Since Verizon launched the first 3G network in 2002, 3G has been a dominant technology, especially among business consumers. In 2010, the first 4G network launched to accompany its 3G counterpart. As 5G networks now take the stage, it seems things are about to look a lot different for network maps starting next week. AT&T, one the nations primary service providers, is shutting down their legacy 3G network on February 22. For companies with fuel tanks monitored by 3G, this change will have a direct impact on their fuel purchases.
As technology continues advancing at a rapid rate, old technologies are being retired as quickly. While the 3G network in the United States was the first of its kind, new 5G networks require more time and money poured into them, making companies focus their resources into these new areas of networks. With Sprint’s 3G turned off on January 1, AT&T is second in line, followed by T-Mobile (July 1, 2022) and then Verizon (December 31, 2022).
So, what happens to those that still use a 3G network? Unfortunately, phones that utilize 3G after the network is discontinued will no longer be able to make calls, and cellular connection will no longer work. Tank gauges that report inventories will no longer connect, meaning customers will have to call their fuel supplier to re-order more fuel. Given the well-documented supply shortages surrounding microchips and cellular technology, upgraded 4G or 5G equipment are on severe backlog, requiring months to fulfill orders.

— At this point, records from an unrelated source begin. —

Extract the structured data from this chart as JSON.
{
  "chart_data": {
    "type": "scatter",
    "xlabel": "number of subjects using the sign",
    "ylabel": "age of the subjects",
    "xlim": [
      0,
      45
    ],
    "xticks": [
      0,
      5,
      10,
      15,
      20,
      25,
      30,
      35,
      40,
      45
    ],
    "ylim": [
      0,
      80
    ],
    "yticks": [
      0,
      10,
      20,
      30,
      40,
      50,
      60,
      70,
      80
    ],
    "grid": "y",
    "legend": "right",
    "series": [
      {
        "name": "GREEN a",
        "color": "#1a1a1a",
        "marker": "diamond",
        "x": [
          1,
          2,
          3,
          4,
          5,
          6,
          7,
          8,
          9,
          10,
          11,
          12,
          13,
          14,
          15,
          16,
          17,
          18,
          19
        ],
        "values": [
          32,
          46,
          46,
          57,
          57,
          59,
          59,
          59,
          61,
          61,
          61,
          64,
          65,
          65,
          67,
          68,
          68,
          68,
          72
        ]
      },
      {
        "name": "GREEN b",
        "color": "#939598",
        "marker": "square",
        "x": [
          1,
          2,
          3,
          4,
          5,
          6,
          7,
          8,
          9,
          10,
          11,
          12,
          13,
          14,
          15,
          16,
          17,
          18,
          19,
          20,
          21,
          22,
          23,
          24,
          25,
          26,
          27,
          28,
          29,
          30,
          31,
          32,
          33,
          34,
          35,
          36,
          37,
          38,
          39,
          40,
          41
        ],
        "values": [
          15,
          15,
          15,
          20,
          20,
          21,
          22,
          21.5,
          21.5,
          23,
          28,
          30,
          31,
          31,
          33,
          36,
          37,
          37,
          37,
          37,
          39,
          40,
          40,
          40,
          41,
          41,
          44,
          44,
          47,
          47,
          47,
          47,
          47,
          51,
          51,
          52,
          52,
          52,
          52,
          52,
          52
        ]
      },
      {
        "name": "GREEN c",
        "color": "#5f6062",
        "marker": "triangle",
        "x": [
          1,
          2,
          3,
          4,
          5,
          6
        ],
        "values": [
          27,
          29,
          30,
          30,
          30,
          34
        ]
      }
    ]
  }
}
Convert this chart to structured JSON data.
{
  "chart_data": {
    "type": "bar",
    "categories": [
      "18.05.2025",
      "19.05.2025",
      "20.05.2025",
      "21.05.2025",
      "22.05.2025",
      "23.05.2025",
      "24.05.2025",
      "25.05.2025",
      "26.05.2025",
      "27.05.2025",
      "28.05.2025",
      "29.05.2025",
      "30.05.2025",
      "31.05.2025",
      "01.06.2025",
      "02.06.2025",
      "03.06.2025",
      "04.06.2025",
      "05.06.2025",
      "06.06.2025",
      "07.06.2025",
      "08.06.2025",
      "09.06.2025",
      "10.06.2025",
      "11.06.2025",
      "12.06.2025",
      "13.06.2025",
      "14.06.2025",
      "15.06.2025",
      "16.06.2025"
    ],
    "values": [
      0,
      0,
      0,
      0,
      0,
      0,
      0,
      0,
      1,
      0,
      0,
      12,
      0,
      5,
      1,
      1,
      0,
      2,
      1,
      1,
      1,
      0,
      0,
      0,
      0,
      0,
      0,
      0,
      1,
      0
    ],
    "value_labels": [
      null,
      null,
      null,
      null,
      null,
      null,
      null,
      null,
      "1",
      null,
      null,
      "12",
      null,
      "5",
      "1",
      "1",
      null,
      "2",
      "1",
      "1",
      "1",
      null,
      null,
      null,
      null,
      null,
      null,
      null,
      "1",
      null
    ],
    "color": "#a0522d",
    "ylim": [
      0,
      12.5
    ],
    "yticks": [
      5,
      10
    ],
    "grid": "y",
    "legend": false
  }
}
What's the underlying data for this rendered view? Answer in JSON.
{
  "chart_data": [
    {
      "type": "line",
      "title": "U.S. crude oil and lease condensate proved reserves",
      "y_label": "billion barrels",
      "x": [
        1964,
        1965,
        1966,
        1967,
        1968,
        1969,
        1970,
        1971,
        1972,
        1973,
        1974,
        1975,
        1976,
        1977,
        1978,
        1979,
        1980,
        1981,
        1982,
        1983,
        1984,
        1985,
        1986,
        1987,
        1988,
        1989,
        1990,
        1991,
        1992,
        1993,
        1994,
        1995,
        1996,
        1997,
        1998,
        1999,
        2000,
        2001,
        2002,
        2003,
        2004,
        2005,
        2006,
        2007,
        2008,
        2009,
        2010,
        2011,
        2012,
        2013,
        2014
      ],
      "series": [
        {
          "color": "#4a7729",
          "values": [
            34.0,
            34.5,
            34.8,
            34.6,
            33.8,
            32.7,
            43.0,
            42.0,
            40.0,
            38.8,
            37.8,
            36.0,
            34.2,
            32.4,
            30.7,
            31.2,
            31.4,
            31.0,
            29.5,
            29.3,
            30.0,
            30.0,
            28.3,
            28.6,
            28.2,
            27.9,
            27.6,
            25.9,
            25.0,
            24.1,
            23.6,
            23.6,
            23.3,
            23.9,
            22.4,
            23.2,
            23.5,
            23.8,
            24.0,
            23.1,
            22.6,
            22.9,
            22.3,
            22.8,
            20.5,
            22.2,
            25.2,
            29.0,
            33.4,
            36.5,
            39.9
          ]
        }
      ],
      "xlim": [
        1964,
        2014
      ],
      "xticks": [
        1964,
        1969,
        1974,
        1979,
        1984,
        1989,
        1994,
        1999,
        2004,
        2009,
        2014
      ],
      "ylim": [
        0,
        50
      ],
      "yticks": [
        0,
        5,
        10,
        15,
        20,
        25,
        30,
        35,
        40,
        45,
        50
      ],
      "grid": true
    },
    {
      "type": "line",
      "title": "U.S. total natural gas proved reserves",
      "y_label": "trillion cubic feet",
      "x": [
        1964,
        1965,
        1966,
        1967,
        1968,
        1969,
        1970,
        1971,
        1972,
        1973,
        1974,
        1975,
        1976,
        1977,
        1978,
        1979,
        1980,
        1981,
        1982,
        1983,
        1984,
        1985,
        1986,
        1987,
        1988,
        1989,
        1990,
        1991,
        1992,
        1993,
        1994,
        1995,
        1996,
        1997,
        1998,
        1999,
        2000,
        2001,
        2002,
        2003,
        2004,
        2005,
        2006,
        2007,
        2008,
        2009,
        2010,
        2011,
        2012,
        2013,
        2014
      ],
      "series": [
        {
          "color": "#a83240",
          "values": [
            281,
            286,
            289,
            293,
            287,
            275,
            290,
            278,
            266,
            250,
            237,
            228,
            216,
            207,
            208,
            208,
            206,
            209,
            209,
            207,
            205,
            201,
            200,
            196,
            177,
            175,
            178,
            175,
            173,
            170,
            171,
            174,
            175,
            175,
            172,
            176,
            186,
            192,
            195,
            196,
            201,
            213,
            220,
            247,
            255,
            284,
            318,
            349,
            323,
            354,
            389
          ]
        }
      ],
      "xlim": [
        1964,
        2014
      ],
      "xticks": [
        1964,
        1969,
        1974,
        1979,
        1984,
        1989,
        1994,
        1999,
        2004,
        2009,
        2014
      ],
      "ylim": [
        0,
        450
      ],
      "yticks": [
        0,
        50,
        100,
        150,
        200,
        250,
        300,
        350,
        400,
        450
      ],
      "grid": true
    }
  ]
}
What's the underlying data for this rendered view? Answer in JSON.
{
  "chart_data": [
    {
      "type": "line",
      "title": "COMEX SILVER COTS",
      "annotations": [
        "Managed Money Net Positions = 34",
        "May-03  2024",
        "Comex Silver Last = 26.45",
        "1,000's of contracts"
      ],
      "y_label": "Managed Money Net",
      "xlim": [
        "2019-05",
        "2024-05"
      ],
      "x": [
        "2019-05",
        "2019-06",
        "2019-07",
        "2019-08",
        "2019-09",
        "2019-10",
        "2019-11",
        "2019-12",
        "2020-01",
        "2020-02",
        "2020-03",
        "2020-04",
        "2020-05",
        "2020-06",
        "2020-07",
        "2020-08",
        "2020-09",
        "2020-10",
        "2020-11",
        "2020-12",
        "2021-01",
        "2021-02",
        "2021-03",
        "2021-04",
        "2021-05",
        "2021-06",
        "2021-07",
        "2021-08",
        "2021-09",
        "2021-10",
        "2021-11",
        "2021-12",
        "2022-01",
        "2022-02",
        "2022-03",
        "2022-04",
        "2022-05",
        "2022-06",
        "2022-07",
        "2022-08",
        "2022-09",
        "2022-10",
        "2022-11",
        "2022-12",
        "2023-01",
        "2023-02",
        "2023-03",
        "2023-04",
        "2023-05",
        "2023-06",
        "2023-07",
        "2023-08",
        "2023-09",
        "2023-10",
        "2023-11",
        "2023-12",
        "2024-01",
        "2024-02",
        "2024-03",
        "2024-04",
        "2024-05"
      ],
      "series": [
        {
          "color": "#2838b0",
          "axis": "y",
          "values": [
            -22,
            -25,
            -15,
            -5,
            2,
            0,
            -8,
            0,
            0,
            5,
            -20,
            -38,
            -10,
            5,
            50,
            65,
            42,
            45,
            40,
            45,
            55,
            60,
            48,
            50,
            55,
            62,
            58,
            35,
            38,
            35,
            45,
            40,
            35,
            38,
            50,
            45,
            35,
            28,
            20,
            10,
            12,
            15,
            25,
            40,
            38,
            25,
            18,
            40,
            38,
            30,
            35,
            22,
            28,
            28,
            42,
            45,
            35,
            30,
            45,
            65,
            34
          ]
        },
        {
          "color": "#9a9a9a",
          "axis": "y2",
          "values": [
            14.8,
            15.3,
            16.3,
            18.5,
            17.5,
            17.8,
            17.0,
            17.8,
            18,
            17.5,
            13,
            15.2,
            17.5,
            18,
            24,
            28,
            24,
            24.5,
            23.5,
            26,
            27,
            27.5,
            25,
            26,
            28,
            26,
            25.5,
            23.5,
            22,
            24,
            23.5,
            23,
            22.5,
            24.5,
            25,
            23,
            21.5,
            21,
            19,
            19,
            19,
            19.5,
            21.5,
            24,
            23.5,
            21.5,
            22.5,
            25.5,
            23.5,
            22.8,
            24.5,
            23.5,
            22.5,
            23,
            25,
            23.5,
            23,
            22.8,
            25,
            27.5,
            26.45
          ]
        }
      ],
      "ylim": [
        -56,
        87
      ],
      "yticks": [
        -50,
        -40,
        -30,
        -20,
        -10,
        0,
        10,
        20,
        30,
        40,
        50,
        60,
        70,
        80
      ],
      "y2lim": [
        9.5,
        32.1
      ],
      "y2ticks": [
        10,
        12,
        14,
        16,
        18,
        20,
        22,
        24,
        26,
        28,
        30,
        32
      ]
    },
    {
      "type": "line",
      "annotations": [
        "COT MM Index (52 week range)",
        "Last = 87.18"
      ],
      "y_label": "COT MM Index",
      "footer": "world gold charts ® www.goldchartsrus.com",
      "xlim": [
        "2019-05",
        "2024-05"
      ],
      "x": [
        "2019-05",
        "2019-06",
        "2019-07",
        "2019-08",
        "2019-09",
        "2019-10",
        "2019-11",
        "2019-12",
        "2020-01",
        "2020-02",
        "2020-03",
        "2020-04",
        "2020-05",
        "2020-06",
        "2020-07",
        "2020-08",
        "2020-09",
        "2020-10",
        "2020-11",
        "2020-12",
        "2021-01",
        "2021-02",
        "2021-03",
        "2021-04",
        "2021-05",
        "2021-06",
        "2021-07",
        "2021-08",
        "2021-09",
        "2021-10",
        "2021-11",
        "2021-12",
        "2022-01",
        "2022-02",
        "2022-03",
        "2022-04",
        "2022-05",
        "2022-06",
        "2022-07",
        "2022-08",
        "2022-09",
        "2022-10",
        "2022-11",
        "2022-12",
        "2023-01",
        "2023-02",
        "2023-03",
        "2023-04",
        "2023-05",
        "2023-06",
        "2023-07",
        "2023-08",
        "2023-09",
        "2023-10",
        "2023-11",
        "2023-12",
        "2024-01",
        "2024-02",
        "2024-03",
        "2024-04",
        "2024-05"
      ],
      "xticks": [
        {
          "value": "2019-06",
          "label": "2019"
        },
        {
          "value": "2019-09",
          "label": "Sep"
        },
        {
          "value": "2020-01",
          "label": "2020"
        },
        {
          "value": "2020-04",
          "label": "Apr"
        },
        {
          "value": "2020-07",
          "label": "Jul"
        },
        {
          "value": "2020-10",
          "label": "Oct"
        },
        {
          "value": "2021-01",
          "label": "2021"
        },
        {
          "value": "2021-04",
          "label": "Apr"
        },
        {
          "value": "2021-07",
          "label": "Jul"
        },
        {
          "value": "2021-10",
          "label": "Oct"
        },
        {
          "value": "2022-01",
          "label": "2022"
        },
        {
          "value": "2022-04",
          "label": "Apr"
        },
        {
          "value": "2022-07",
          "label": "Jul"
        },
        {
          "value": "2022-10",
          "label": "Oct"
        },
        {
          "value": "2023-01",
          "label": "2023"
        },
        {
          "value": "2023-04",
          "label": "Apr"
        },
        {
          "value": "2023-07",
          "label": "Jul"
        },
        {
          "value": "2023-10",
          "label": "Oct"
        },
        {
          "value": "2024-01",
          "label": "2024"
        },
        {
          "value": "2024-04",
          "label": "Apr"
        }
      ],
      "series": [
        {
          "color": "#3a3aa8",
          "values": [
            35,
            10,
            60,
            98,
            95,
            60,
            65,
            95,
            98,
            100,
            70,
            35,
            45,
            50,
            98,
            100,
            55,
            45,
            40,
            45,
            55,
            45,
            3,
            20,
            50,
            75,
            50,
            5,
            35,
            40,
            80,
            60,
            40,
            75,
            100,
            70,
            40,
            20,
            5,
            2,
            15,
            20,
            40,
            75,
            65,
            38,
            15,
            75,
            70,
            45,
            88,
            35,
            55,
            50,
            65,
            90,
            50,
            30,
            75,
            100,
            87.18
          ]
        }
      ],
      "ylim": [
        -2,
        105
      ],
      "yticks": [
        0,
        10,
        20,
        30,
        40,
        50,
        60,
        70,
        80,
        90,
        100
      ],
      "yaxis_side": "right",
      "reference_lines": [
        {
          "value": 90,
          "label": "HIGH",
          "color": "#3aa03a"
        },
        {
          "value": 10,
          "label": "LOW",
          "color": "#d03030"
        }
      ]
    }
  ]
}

Phones and tank gauges are not the only technology that will be interrupted when the 3G networks are taken offline. E-readers like the Kindle, alarm systems, portable hotspots, and many other devices will be affected. Although the networks have delayed the shutdown several times in the past, most have taken a strong stance that these upcoming dates are definitive deadlines for customers to switch or have their service discontinued.